4.2. Ancora, deve essere ribadito che l’art. 31, d.P.R. n. 380 del 2001 disciplina l’ingiunzione alla demolizione delle opere abusive, adottata dall’autorità
amministrativa nel caso non venga disposta la demolizione d’ufficio; in caso di inottemperanza, è prevista l’irrogazione di una sanzione amministrativa pecuniaria, e, comunque, l’acquisizione dell’opera abusiva al patrimonio del Comune, finalizzata alla demolizione ‘in danno’, a spese dei responsabili dell’abuso, salvo che con specifica deliberazione consiliare non venga dichiarata l’esistenza di prevalenti interessi pubblici, e sempre che l’opera non contrasti con rilevanti interessi urbanistici ed ambientali. Il comma 9 del medesimo art. 31, poi, prevede che la demolizione venga ordinata dal giudice con la sentenza di condanna, “se ancora non sia stata altrimenti eseguita”.

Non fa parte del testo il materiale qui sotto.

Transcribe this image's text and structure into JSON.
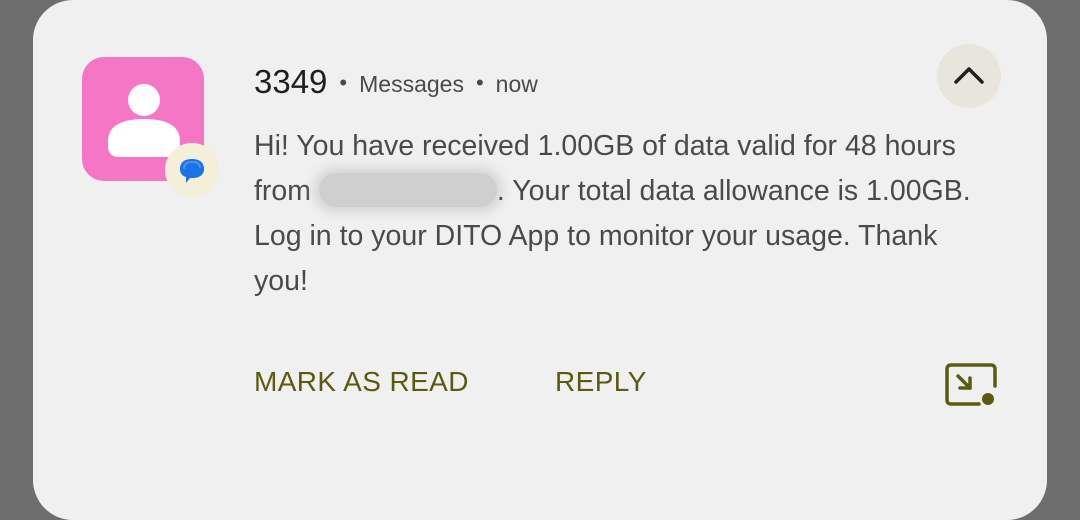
{
  "notification": {
    "sender": "3349",
    "app_name": "Messages",
    "time": "now",
    "separator": "•",
    "message_part1": "Hi! You have received 1.00GB of data valid for 48 hours from ",
    "message_part2": ". Your total data allowance is 1.00GB. Log in to your DITO App to monitor your usage. Thank you!",
    "actions": {
      "mark_as_read": "MARK AS READ",
      "reply": "REPLY"
    },
    "icons": {
      "avatar": "contact-person-icon",
      "app_badge": "messages-bubble-icon",
      "expand": "chevron-up-icon",
      "picture_in_picture": "open-bubble-icon"
    },
    "colors": {
      "avatar_background": "#f676c6",
      "action_text": "#5c5a10",
      "badge_bubble": "#1a73e8"
    }
  }
}
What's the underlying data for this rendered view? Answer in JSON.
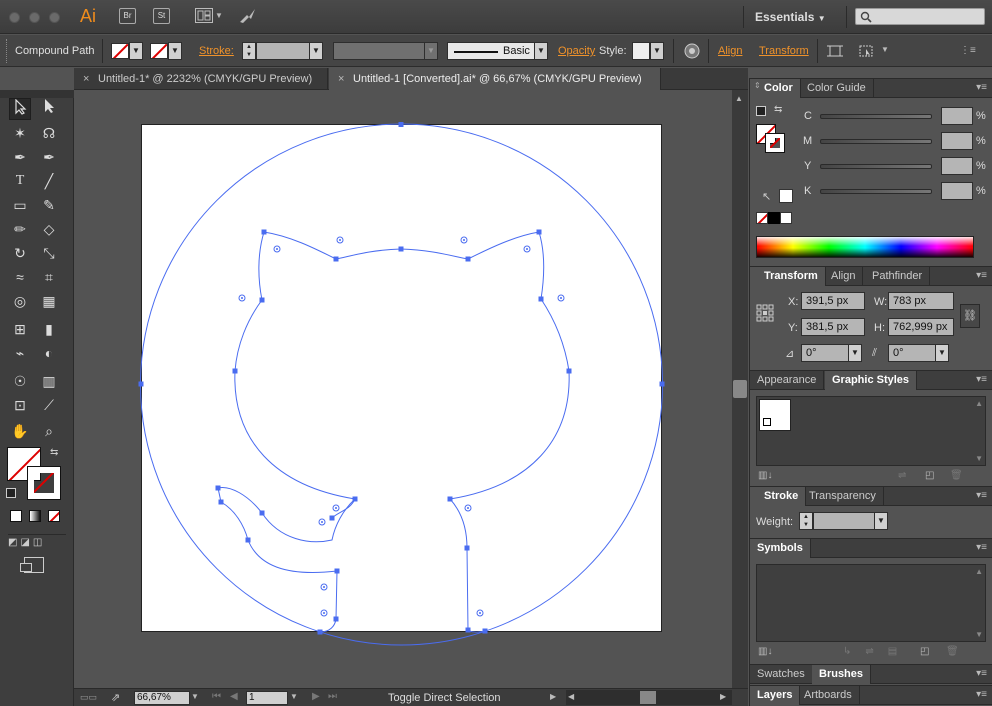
{
  "titlebar": {
    "app_logo": "Ai",
    "bridge_button": "Br",
    "stock_button": "St",
    "workspace": "Essentials",
    "search_placeholder": ""
  },
  "controlbar": {
    "selection_type": "Compound Path",
    "stroke_label": "Stroke:",
    "brush_style": "Basic",
    "opacity_label": "Opacity",
    "style_label": "Style:",
    "align_label": "Align",
    "transform_label": "Transform"
  },
  "tabs": [
    {
      "label": "Untitled-1* @ 2232% (CMYK/GPU Preview)",
      "active": false
    },
    {
      "label": "Untitled-1 [Converted].ai* @ 66,67% (CMYK/GPU Preview)",
      "active": true
    }
  ],
  "status": {
    "zoom": "66,67%",
    "artboard_number": "1",
    "tool_status": "Toggle Direct Selection"
  },
  "panels": {
    "color": {
      "tabs": [
        "Color",
        "Color Guide"
      ],
      "channels": [
        {
          "label": "C",
          "unit": "%"
        },
        {
          "label": "M",
          "unit": "%"
        },
        {
          "label": "Y",
          "unit": "%"
        },
        {
          "label": "K",
          "unit": "%"
        }
      ]
    },
    "transform": {
      "tabs": [
        "Transform",
        "Align",
        "Pathfinder"
      ],
      "x_label": "X:",
      "x_value": "391,5 px",
      "y_label": "Y:",
      "y_value": "381,5 px",
      "w_label": "W:",
      "w_value": "783 px",
      "h_label": "H:",
      "h_value": "762,999 px",
      "angle_value": "0°",
      "shear_value": "0°"
    },
    "appearance": {
      "tabs": [
        "Appearance",
        "Graphic Styles"
      ]
    },
    "stroke": {
      "tabs": [
        "Stroke",
        "Transparency"
      ],
      "weight_label": "Weight:"
    },
    "symbols": {
      "tabs": [
        "Symbols"
      ]
    },
    "brushes": {
      "tabs": [
        "Swatches",
        "Brushes"
      ]
    },
    "layers": {
      "tabs": [
        "Layers",
        "Artboards"
      ]
    }
  },
  "colors": {
    "accent_orange": "#f0922a",
    "path_blue": "#4a6cf0",
    "ui_dark": "#3e3e3e",
    "ui_mid": "#535353"
  }
}
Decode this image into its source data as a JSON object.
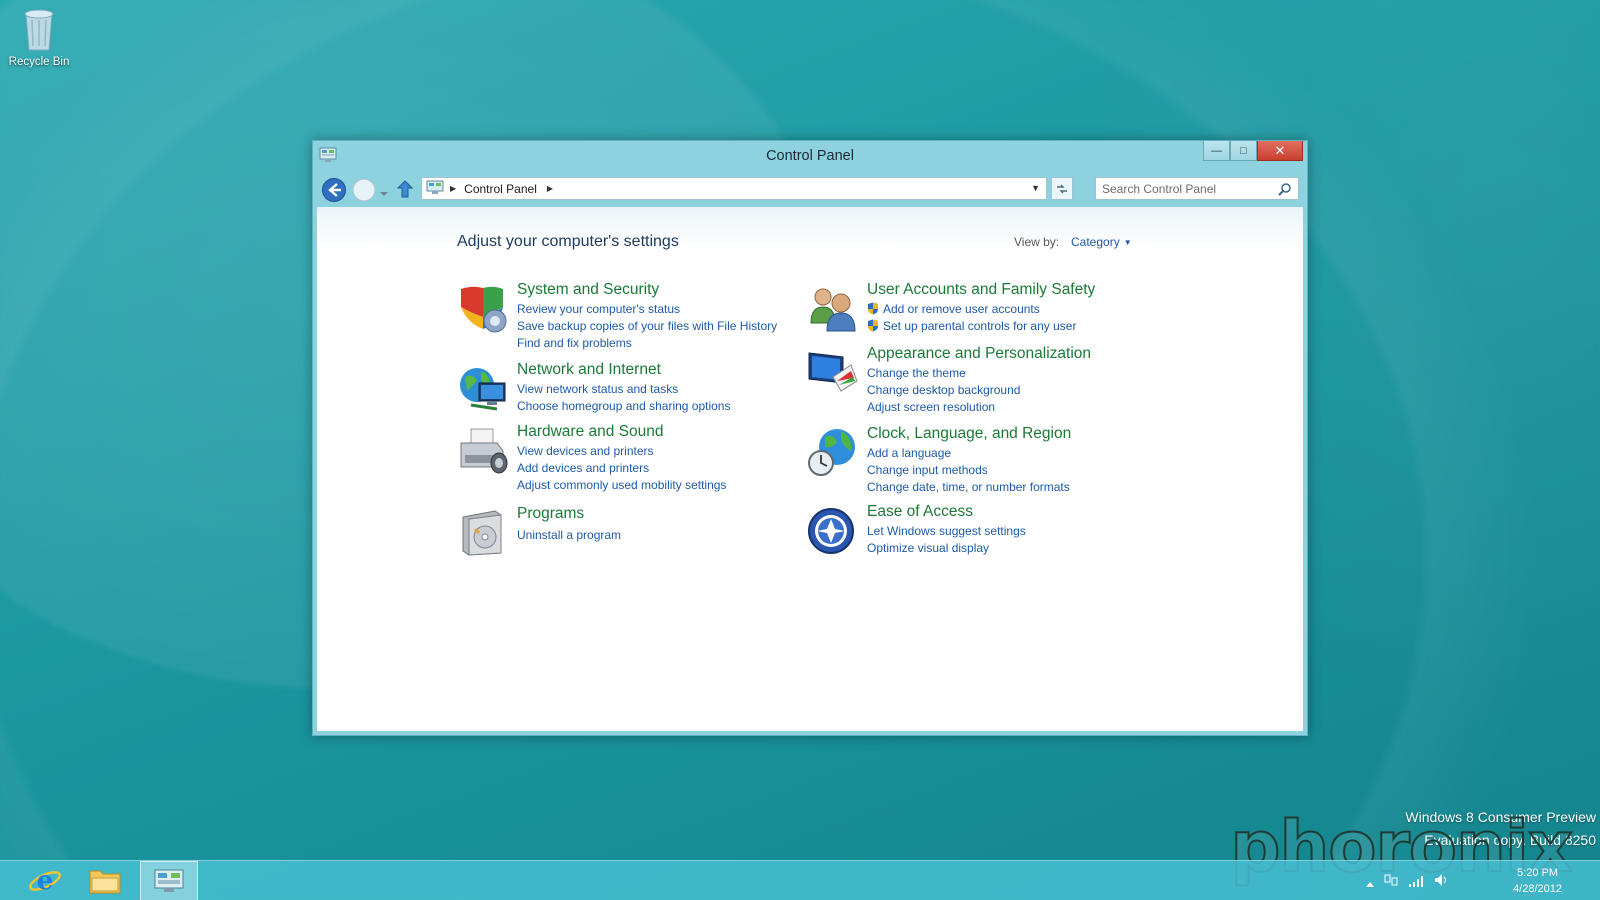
{
  "desktop": {
    "recycle_bin_label": "Recycle Bin"
  },
  "window": {
    "title": "Control Panel",
    "breadcrumb": "Control Panel",
    "search_placeholder": "Search Control Panel",
    "heading": "Adjust your computer's settings",
    "view_by_label": "View by:",
    "view_by_value": "Category",
    "categories": [
      {
        "title": "System and Security",
        "icon": "shield-icon",
        "links": [
          "Review your computer's status",
          "Save backup copies of your files with File History",
          "Find and fix problems"
        ]
      },
      {
        "title": "Network and Internet",
        "icon": "globe-network-icon",
        "links": [
          "View network status and tasks",
          "Choose homegroup and sharing options"
        ]
      },
      {
        "title": "Hardware and Sound",
        "icon": "printer-icon",
        "links": [
          "View devices and printers",
          "Add devices and printers",
          "Adjust commonly used mobility settings"
        ]
      },
      {
        "title": "Programs",
        "icon": "programs-icon",
        "links": [
          "Uninstall a program"
        ]
      },
      {
        "title": "User Accounts and Family Safety",
        "icon": "users-icon",
        "links": [
          "Add or remove user accounts",
          "Set up parental controls for any user"
        ]
      },
      {
        "title": "Appearance and Personalization",
        "icon": "monitor-icon",
        "links": [
          "Change the theme",
          "Change desktop background",
          "Adjust screen resolution"
        ]
      },
      {
        "title": "Clock, Language, and Region",
        "icon": "globe-clock-icon",
        "links": [
          "Add a language",
          "Change input methods",
          "Change date, time, or number formats"
        ]
      },
      {
        "title": "Ease of Access",
        "icon": "ease-of-access-icon",
        "links": [
          "Let Windows suggest settings",
          "Optimize visual display"
        ]
      }
    ]
  },
  "watermark": {
    "line1": "Windows 8 Consumer Preview",
    "line2": "Evaluation copy. Build 8250",
    "logo": "phoronix"
  },
  "clock": {
    "time": "5:20 PM",
    "date": "4/28/2012"
  },
  "colors": {
    "accent": "#1d9aa3",
    "link": "#1e5aa8",
    "category_title": "#1a7a35"
  }
}
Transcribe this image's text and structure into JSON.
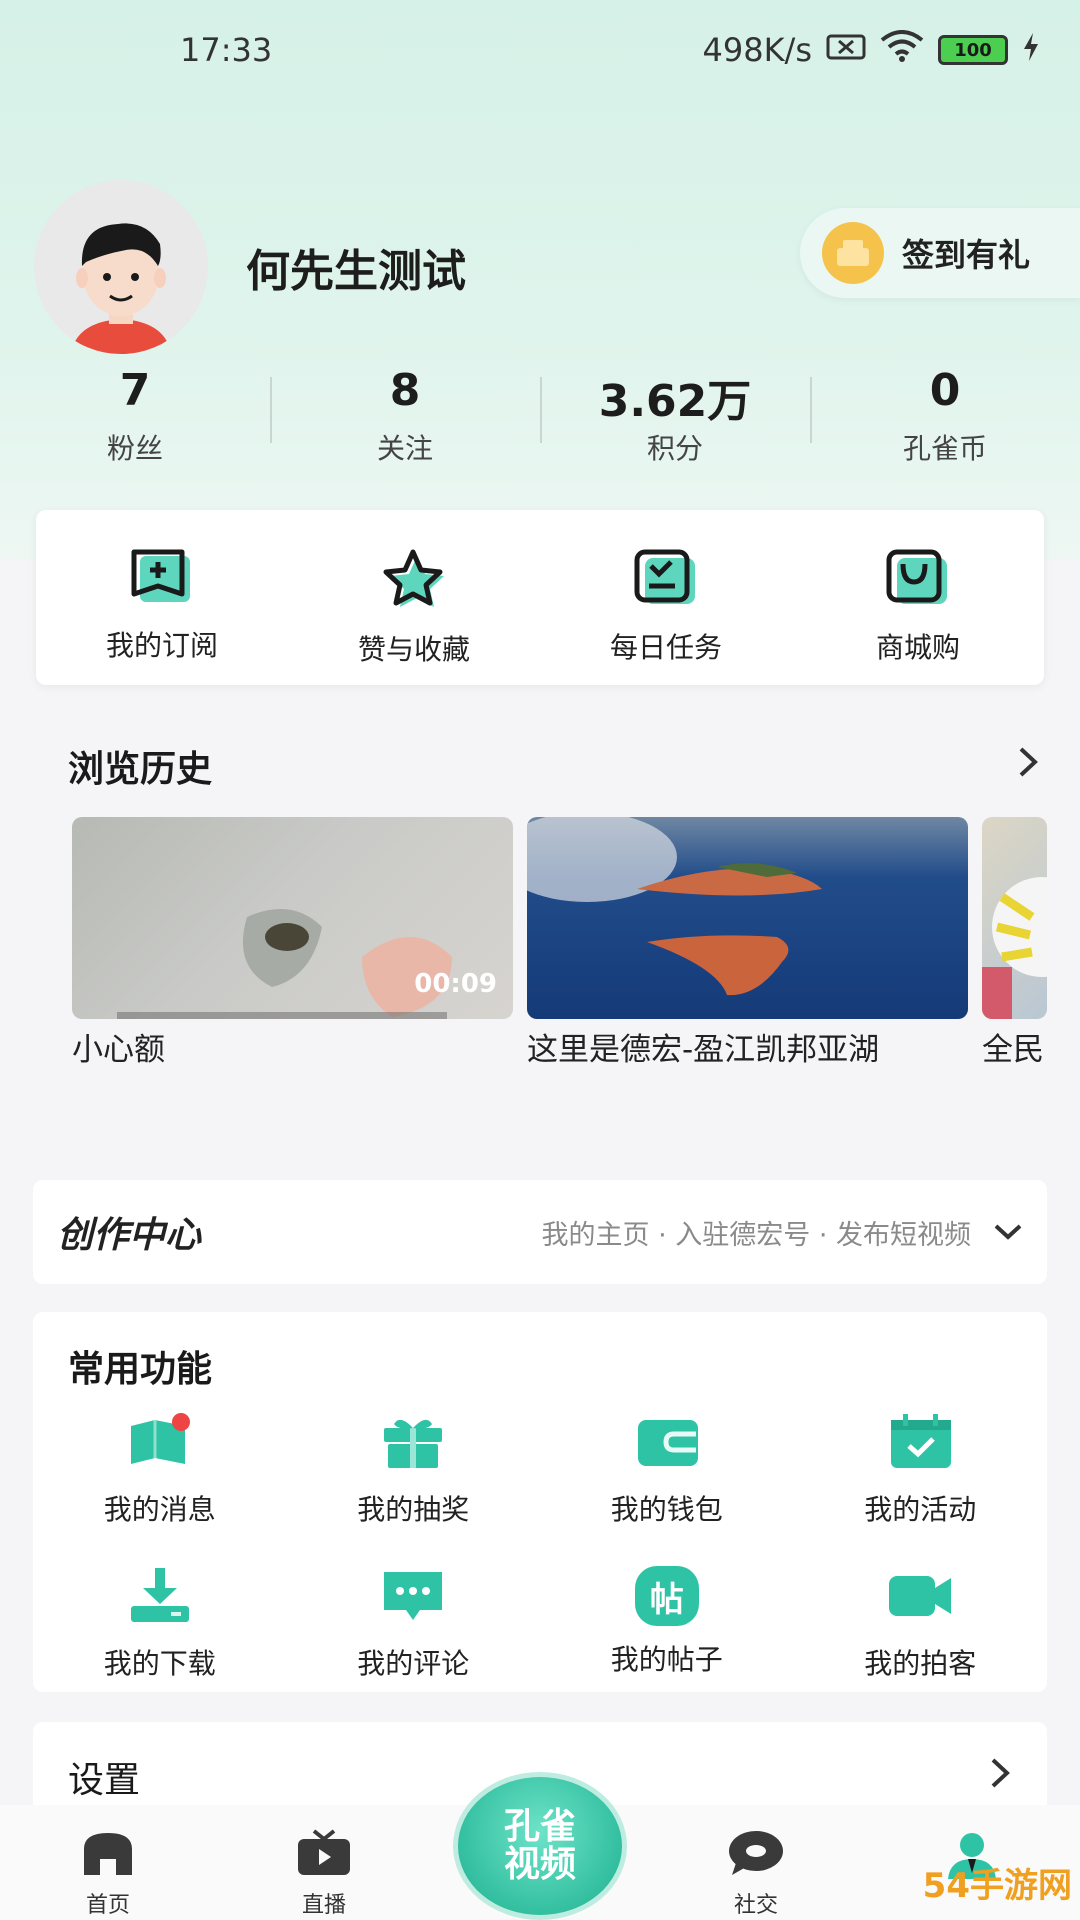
{
  "status_bar": {
    "time": "17:33",
    "speed": "498K/s",
    "battery": "100"
  },
  "profile": {
    "username": "何先生测试",
    "checkin_label": "签到有礼"
  },
  "stats": [
    {
      "value": "7",
      "label": "粉丝"
    },
    {
      "value": "8",
      "label": "关注"
    },
    {
      "value": "3.62万",
      "label": "积分"
    },
    {
      "value": "0",
      "label": "孔雀币"
    }
  ],
  "shortcuts": [
    {
      "label": "我的订阅",
      "icon": "subscribe-icon"
    },
    {
      "label": "赞与收藏",
      "icon": "star-icon"
    },
    {
      "label": "每日任务",
      "icon": "task-icon"
    },
    {
      "label": "商城购",
      "icon": "shopping-bag-icon"
    }
  ],
  "history": {
    "title": "浏览历史",
    "items": [
      {
        "title": "小心额",
        "duration": "00:09"
      },
      {
        "title": "这里是德宏-盈江凯邦亚湖",
        "duration": ""
      },
      {
        "title": "全民",
        "duration": ""
      }
    ]
  },
  "creator": {
    "logo": "创作中心",
    "links": "我的主页 · 入驻德宏号 · 发布短视频"
  },
  "functions": {
    "title": "常用功能",
    "items": [
      {
        "label": "我的消息",
        "icon": "message-icon"
      },
      {
        "label": "我的抽奖",
        "icon": "gift-icon"
      },
      {
        "label": "我的钱包",
        "icon": "wallet-icon"
      },
      {
        "label": "我的活动",
        "icon": "calendar-icon"
      },
      {
        "label": "我的下载",
        "icon": "download-icon"
      },
      {
        "label": "我的评论",
        "icon": "comment-icon"
      },
      {
        "label": "我的帖子",
        "icon": "post-icon",
        "glyph": "帖"
      },
      {
        "label": "我的拍客",
        "icon": "camera-icon"
      }
    ]
  },
  "settings": {
    "label": "设置"
  },
  "bottom_nav": [
    {
      "label": "首页",
      "icon": "home-icon"
    },
    {
      "label": "直播",
      "icon": "live-tv-icon"
    },
    {
      "label": "",
      "icon": "center-logo"
    },
    {
      "label": "社交",
      "icon": "chat-bubble-icon"
    },
    {
      "label": "",
      "icon": "profile-icon"
    }
  ],
  "center_logo": {
    "line1": "孔雀",
    "line2": "视频"
  },
  "watermark": "54手游网",
  "colors": {
    "accent": "#2fc3a6",
    "badge": "#ee4444",
    "background": "#f5f5f7"
  }
}
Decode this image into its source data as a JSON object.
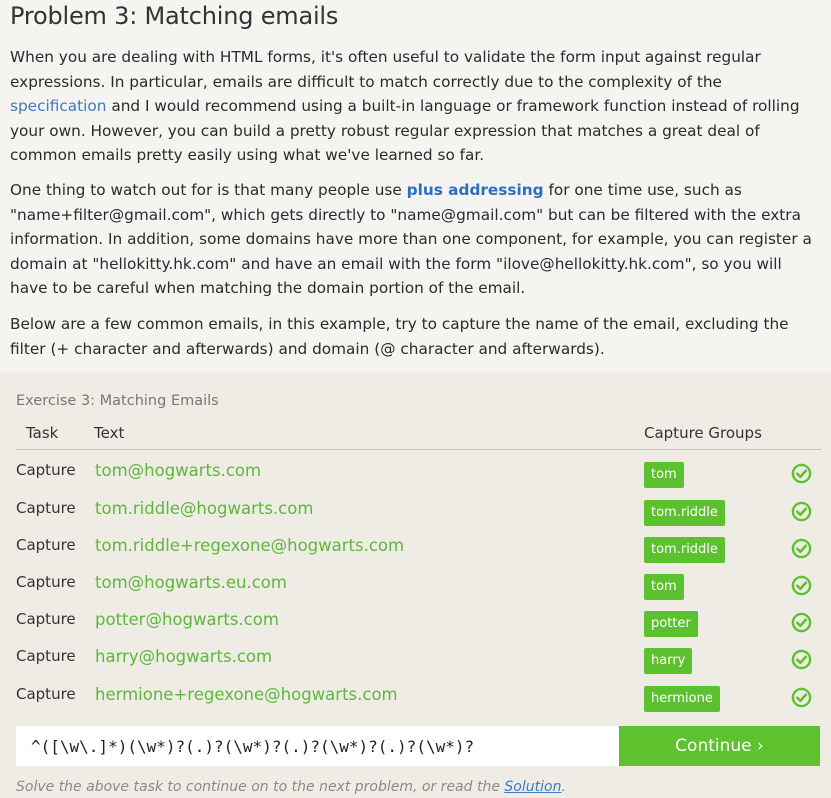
{
  "title": "Problem 3: Matching emails",
  "p1": {
    "before": "When you are dealing with HTML forms, it's often useful to validate the form input against regular expressions. In particular, emails are difficult to match correctly due to the complexity of the ",
    "link": "specification",
    "after": " and I would recommend using a built-in language or framework function instead of rolling your own. However, you can build a pretty robust regular expression that matches a great deal of common emails pretty easily using what we've learned so far."
  },
  "p2": {
    "before": "One thing to watch out for is that many people use ",
    "link": "plus addressing",
    "after": " for one time use, such as \"name+filter@gmail.com\", which gets directly to \"name@gmail.com\" but can be filtered with the extra information. In addition, some domains have more than one component, for example, you can register a domain at \"hellokitty.hk.com\" and have an email with the form \"ilove@hellokitty.hk.com\", so you will have to be careful when matching the domain portion of the email."
  },
  "p3": "Below are a few common emails, in this example, try to capture the name of the email, excluding the filter (+ character and afterwards) and domain (@ character and afterwards).",
  "exercise": {
    "title": "Exercise 3: Matching Emails",
    "headers": {
      "task": "Task",
      "text": "Text",
      "capture": "Capture Groups"
    },
    "rows": [
      {
        "task": "Capture",
        "text": "tom@hogwarts.com",
        "group": "tom"
      },
      {
        "task": "Capture",
        "text": "tom.riddle@hogwarts.com",
        "group": "tom.riddle"
      },
      {
        "task": "Capture",
        "text": "tom.riddle+regexone@hogwarts.com",
        "group": "tom.riddle"
      },
      {
        "task": "Capture",
        "text": "tom@hogwarts.eu.com",
        "group": "tom"
      },
      {
        "task": "Capture",
        "text": "potter@hogwarts.com",
        "group": "potter"
      },
      {
        "task": "Capture",
        "text": "harry@hogwarts.com",
        "group": "harry"
      },
      {
        "task": "Capture",
        "text": "hermione+regexone@hogwarts.com",
        "group": "hermione"
      }
    ],
    "answer": "^([\\w\\.]*)(\\w*)?(.)?(\\w*)?(.)?(\\w*)?(.)?(\\w*)?",
    "continue_label": "Continue ›",
    "footer_before": "Solve the above task to continue on to the next problem, or read the ",
    "footer_link": "Solution",
    "footer_after": "."
  },
  "colors": {
    "accent": "#5ec22e",
    "link": "#3b7bbf",
    "match_text": "#5cb83a"
  },
  "icons": {
    "row_status": "check-circle-icon"
  }
}
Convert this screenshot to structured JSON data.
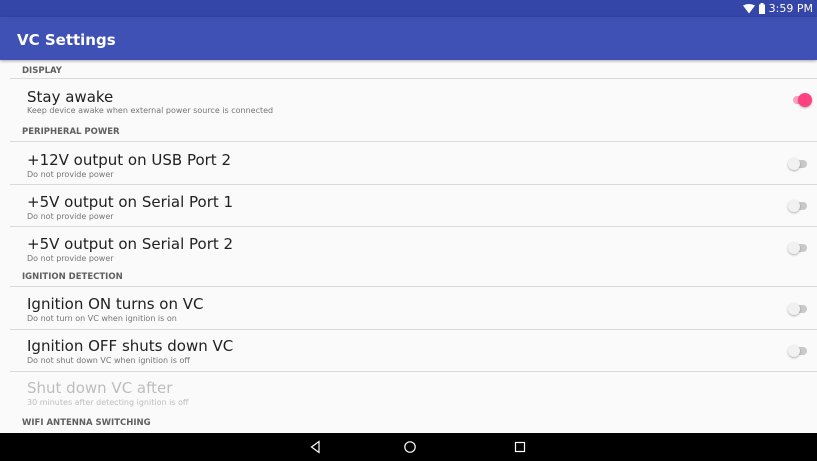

4.3. Una lettura sistematica, e non isolata, della disposizione, dunque, impone di ribadire la natura amministrativa, e la dimensione accessoria, ancillare, rispetto al procedimento penale, della demolizione, pur quando ordinata dal giudice penale; tant’è che, pur integrando un potere autonomo e non alternativo a quello dell’autorità amministrativa, nel senso che la demolizione deve essere ordinata dal giudice penale anche qualora sia stata già disposta dall’autorità amministrativa, l’ordine ‘giudiziale’ di demolizione coincide, nell’oggetto (l’opera abusiva) e nel contenuto (l’eliminazione dell’abuso), con l’ordine (o l’ingiunzione) ‘amministrativo’, ed è eseguibile soltanto “se ancora non sia stata altrimenti eseguita”. Pertanto, se la ‘demolizione d’ufficio’ e l’ingiunzione alla demolizione sono disposte dall’autorità amministrativa, senza che venga revocata in dubbio la natura amministrativa, e non penale, delle misure, e senza che ricorra la pertinenzialità ad un fatto-reato, in quanto, come si è visto, la demolizione può essere disposta immediatamente, senza neppure l’individuazione dei responsabili, non può affermarsi che la ‘demolizione giudiziale’ – identica nell’oggetto e nel contenuto – muti natura giuridica solo in ragione dell’organo che la dispone. Anche perché è pacifico che l’ordine ‘giudiziale’ di demolizione è suscettibile di revoca da parte del giudice penale allorquando divenga incompatibile con provvedimenti amministrativi di diverso tenore (Sez. 3, n. 47402 del 21/10/2014, COGNOME, Rv. 260972), in tal senso non mutuando il carattere tipico delle sanzioni penali, consistente nella irretrattabilità, ed è impermeabile a tutte le eventuali vicende estintive del reato e/o della pena (ad esso non sono applicabili l’amnistia e l’indulto, cfr. Sez. 3, n. 7228 del 2/12/2010, COGNOME, Rv. 249309; resta eseguibile, qualora sia stato impartito con la sentenza di applicazione della pena su richiesta, anche nel caso di estinzione del reato conseguente al decorso del termine di cui all’art. 445, comma 2, cod. proc. pen., cfr. Sez. 3, n. 18533 del 23/03/2011, Abbate, Rv. 250291; non è estinto dalla morte del reo sopravvenuta all’irrevocabilità della sentenza, cfr. Sez. 3, n. 3861 del 18/1/2011, COGNOME e altri, Rv. 249317). Corte di Cassazione – copia non ufficiale
4.4. Si tratta, dunque, della medesima sanzione amministrativa, adottabile parallelamente al procedimento amministrativo, la cui emissione è demandata (anche) al giudice penale all’esito dell’affermazione di responsabilità penale, al fine di garantire un’esigenza di celerità ed effettività del procedimento di esecuzione della demolizione.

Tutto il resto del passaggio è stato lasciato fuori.